Hypnosis altered state of consciousness and heightened responsiveness to suggestion; it may be induced in normal persons by a variety of methods and has been used occasionally in medical and psychiatric treatment. Most frequently hypnosis is brought about through the actions of an operator, the hypnotist, who engages the attention of a subject and assigns certain tasks to him or her while uttering monotonous, repetitive verbal commands; such tasks may include muscle relaxation, eye fixation, and arm levitation. Hypnosis also may be self-induced, by trained relaxation, concentration on one's own breathing, or by a variety of monotonous practices and rituals that are found in many mystical, philosophical, and religious systems.
 

Characteristics

Hypnosis results in the gradual assumption by the subject of a state of consciousness in which attention is withdrawn from the outside world and is concentrated on mental, sensory, and physiological experiences. When a hypnotist induces a trance, a close relationship or rapport develops between operator and subject. The responses of subjects in the trance state, and the phenomena or behaviour they manifest objectively, are the product of their motivational set; that is, behaviour reflects what is being sought from the experience.

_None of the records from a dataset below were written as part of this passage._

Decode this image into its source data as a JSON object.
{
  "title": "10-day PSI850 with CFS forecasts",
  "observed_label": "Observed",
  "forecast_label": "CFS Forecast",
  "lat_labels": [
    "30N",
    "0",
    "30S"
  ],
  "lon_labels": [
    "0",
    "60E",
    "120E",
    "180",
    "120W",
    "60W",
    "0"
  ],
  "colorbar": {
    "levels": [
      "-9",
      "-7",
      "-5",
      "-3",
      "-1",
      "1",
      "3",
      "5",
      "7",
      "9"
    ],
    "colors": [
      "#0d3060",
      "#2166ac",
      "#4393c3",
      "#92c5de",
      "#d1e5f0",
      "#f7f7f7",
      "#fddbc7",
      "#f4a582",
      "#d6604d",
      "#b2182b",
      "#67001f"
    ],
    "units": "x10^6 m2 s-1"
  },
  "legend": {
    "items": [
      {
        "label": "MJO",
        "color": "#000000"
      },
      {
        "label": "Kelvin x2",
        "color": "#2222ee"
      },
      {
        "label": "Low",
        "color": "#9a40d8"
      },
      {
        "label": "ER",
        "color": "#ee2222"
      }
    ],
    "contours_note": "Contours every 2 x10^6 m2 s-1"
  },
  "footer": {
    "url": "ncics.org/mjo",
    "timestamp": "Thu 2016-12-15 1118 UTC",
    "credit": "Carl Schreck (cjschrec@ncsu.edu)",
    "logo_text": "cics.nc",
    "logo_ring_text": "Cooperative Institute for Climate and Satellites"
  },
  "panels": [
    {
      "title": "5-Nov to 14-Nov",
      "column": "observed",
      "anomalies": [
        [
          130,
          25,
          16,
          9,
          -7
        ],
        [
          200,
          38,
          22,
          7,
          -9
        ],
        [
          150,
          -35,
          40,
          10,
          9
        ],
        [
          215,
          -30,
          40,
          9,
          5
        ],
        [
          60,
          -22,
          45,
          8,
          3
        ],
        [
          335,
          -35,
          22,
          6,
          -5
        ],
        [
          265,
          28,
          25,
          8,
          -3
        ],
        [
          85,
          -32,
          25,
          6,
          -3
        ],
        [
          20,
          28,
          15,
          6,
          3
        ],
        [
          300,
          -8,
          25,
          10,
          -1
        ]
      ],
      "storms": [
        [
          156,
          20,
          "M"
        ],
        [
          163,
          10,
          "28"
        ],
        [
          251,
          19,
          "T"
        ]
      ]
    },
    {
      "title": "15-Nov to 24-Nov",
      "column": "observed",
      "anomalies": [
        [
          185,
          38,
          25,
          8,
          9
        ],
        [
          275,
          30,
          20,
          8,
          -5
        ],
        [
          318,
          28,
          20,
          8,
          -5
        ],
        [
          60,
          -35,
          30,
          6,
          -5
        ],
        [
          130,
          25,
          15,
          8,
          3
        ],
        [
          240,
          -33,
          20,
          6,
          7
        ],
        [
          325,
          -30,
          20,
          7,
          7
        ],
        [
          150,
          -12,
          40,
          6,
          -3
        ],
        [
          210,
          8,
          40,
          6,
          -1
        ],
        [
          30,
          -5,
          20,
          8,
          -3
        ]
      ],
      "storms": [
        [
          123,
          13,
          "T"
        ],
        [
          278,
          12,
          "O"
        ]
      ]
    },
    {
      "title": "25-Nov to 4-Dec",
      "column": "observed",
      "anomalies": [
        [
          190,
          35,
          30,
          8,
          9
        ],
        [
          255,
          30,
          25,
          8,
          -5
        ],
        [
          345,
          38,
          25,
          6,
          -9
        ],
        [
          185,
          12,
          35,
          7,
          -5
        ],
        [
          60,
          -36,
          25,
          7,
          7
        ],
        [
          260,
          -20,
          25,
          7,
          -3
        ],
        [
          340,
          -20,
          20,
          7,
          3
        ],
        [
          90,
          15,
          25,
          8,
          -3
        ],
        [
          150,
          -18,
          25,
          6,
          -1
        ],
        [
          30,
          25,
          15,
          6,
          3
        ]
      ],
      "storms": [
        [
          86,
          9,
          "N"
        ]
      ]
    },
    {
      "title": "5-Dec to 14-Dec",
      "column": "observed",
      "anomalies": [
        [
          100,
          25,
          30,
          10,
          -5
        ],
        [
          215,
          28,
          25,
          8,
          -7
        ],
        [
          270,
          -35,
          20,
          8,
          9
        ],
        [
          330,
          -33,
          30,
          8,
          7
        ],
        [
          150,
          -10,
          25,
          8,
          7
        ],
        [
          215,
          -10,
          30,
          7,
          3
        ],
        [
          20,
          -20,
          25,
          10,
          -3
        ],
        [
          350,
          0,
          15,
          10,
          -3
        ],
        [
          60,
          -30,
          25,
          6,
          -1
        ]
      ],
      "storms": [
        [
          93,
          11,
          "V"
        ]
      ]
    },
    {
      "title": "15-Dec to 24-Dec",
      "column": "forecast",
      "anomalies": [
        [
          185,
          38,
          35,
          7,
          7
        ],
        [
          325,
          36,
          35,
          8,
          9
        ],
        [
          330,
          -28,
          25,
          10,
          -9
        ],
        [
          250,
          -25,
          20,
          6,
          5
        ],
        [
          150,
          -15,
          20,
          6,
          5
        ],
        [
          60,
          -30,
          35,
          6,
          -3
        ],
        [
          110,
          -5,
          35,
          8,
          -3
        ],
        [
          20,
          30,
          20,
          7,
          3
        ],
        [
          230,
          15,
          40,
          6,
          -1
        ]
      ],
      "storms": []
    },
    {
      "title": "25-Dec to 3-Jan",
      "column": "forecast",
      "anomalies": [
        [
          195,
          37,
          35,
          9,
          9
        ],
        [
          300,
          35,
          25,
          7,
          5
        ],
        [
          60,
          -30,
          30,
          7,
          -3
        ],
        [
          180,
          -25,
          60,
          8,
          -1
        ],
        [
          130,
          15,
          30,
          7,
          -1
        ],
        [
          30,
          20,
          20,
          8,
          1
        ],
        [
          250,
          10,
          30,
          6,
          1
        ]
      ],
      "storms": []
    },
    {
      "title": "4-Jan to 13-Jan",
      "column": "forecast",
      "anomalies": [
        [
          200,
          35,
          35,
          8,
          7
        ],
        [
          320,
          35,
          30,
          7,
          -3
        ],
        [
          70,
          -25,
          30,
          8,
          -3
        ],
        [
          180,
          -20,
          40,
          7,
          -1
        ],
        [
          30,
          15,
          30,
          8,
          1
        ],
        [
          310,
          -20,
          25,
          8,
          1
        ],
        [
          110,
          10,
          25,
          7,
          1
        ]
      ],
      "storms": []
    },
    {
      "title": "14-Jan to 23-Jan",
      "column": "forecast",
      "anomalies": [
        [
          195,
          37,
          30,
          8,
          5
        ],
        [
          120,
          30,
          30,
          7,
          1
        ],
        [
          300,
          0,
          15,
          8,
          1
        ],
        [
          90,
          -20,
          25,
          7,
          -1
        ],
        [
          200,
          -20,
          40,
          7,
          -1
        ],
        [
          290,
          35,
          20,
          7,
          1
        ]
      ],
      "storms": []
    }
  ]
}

Most people can be easily hypnotised, but the depth of the trance varies widely. A profound trance is characterised by a forgetting of trance events and by an ability to respond automatically to posthypnotic suggestions that are not too anxiety provoking. The depth of trance achievable is a relatively fixed characteristic, dependent on the emotional condition of the subject and on the skill of the hypnotist. Only 20 percent of subjects are capable of entering somnambulistic states through the usual methods of induction. Medically, this percentage is not significant, since therapeutic effects occur even in a light trance.

Hypnosis can produce a deeper contact with one's emotional life, resulting in some lifting of repressions and exposure of buried fears and conflicts. This effect potentially lends itself to medical and educational use, but it also lends itself to misinterpretation. Thus, the revival through hypnosis of early, forgotten memories may be fused with fantasies. Research into hypnotically induced memories in recent years has in fact stressed their uncertain reliability. For this reason a number of state court systems in the U.S. have placed increasing constraints on the use of evidence hypnotically obtained from witnesses, although most states still permit its introduction in court.
 

Medical Uses

Hypnosis has been used to treat a variety of physiological and behavioural problems. It can alleviate back pain and pain resulting from burns and cancer. Some obstetricians as the sole analgesia for normal childbirth have used it. Hypnosis is sometimes also employed to treat physical problems with a possible psychological component, such as Raynaud's syndrome (a circulatory disease) and fecal incontinence in children. Researchers have demonstrated that the benefit of hypnosis is greater than the effect of a placebo and probably results from changing the focus of attention. Few physicians, however, include hypnosis as part of their practice.

Some behavioural difficulties, such as cigarette smoking, overeating, and insomnia, are also amenable to resolution through hypnosis. Nonetheless, most psychiatrists think that fundamental psychiatric illness is better treated with the patient in a normal state of consciousness.